One of the most discussed points in software companies, between their managers and coworkers is about the question “rewrite the program or not rewrite it?”.
Many would argue that starting over is shooting yourself in the foot, because, after all, it would be a declaration that you screwed up and you couldn’t bear the errors from the past rather than understanding where you made mistakes. It would be like giving up, a moral weakness and a strategic bankruptcy. Worse: it’s going to be the same software with more and different bugs!
In Cheesecake Labs we deal a lot with HTTP requests, one of the most complex and unreliable parts of mobile development, and it’s really time-consuming to test every refactoring and commit in each new project. Every now and then, rewriting can’t be avoided at all.
However, would we go through lots of re-coding, if we had something that was widely used and worked wonderfully? What if there were an external library that made fairly complex networking operations possible, being extremely lightweight and easy to use? That is AFNetworking, which covers a great deal of our job. It’s robust, with a good acceptance of the community and it’s an open-source project, which means that everyone can (and does actively) collaborate to create a better framework. HTTP requests can be easily set up with this library, saving a great deal of time and energy, without losing efficiency in the process. It’s safe to say that strange bugs won’t be appearing if you make use of AFNetworking, as there are many people involved in the library’s updates.

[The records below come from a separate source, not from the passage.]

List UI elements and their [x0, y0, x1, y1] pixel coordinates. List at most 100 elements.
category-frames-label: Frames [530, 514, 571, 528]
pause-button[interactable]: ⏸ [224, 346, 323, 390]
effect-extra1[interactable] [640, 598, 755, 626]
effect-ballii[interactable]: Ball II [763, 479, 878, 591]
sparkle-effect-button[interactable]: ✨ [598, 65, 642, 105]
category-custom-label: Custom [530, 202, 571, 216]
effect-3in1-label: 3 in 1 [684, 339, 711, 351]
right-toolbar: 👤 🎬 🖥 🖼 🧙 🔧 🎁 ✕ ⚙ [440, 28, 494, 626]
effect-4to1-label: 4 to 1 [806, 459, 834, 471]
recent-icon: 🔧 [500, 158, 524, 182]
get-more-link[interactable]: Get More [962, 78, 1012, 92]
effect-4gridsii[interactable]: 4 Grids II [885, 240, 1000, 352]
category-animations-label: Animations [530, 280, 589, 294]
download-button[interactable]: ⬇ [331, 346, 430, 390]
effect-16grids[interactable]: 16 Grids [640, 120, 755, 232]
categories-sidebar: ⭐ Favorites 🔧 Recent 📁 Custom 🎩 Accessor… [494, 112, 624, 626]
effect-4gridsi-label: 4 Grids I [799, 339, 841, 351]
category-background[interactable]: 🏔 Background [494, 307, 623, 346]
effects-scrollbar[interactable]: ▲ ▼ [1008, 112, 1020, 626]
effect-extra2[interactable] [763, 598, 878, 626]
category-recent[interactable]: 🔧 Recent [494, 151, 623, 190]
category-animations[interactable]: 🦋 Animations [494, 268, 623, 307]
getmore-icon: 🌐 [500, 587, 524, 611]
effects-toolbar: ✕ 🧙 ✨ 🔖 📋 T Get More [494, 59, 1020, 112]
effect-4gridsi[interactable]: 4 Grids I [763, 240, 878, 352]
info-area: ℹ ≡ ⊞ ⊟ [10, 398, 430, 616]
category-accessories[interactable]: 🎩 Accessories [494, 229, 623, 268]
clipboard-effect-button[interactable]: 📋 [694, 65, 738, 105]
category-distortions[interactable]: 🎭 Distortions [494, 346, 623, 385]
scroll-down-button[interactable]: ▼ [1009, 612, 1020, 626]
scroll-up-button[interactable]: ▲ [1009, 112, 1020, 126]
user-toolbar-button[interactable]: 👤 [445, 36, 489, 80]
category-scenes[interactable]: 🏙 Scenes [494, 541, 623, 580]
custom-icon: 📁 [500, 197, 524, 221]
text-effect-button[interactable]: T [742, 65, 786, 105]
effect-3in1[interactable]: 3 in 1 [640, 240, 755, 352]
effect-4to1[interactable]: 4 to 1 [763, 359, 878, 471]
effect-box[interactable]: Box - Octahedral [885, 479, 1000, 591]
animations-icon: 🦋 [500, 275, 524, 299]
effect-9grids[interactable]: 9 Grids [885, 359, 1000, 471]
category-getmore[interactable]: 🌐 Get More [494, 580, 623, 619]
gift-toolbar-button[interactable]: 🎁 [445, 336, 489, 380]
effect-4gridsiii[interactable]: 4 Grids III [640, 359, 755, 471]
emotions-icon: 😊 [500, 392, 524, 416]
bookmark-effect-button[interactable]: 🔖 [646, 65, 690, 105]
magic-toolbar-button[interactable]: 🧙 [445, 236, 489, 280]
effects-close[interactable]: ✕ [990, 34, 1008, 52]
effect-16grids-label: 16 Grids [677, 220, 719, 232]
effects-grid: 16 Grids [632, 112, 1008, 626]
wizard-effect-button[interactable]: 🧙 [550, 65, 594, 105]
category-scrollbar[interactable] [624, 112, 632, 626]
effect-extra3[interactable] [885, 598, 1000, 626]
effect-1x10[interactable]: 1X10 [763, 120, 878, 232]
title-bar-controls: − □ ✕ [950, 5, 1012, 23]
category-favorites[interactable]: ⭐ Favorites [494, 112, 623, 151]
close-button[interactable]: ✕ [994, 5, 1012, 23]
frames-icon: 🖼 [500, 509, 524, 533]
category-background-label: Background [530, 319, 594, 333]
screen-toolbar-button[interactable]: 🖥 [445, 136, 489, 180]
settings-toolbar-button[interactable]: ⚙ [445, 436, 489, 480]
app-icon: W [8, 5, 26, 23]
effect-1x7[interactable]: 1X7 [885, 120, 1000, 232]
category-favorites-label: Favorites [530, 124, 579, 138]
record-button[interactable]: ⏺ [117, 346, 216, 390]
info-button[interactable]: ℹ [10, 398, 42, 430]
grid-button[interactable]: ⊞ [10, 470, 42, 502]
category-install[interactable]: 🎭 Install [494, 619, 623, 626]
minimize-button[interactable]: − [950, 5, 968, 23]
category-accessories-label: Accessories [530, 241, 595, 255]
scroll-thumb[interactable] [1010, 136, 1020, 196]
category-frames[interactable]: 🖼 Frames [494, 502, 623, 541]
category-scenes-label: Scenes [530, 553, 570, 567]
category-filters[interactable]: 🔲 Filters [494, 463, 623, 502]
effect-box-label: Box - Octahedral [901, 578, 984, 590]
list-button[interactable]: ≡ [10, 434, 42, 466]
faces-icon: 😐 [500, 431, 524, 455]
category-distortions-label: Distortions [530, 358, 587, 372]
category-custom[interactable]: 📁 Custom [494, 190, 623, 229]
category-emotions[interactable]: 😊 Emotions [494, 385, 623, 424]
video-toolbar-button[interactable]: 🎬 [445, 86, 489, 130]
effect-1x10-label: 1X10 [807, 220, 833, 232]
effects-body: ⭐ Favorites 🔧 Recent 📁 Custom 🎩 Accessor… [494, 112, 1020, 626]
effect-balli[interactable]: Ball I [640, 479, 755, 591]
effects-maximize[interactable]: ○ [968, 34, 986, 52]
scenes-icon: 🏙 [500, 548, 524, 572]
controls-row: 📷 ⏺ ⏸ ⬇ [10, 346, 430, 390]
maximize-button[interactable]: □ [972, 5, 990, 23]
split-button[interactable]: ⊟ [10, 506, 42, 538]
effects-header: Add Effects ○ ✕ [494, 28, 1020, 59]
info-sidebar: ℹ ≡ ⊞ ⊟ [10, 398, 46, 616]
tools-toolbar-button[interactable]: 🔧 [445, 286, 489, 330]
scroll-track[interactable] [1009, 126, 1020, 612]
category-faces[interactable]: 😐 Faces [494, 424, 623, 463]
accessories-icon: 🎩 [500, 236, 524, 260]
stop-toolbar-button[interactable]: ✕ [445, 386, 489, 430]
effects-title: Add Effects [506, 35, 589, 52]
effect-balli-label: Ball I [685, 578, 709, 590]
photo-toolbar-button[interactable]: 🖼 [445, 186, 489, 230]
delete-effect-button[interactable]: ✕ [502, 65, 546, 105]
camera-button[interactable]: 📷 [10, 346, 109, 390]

We are currently working with AFNetworking in two projects. Although we use it for extremely similar functions, we’ve built slightly different structures: in the first project, we use the library’s code directly, explicitly importing parts (functions) and using them throughout our codebase; in the second one, we create an intermediate layer that provides a more organized and abstract usage of the core AFNetworking functions.
It’s really a miracle: 15,000 lines turning into half a dozen. It won’t look messy, ugly or with a ton of errors — that you’d probably do if you were (re)writing from zero. When you see something like AFNetworking, it is a turning point on networking programming. So, if you are experiencing troubles in that area and yet you never used this library, you are probably wasting your time.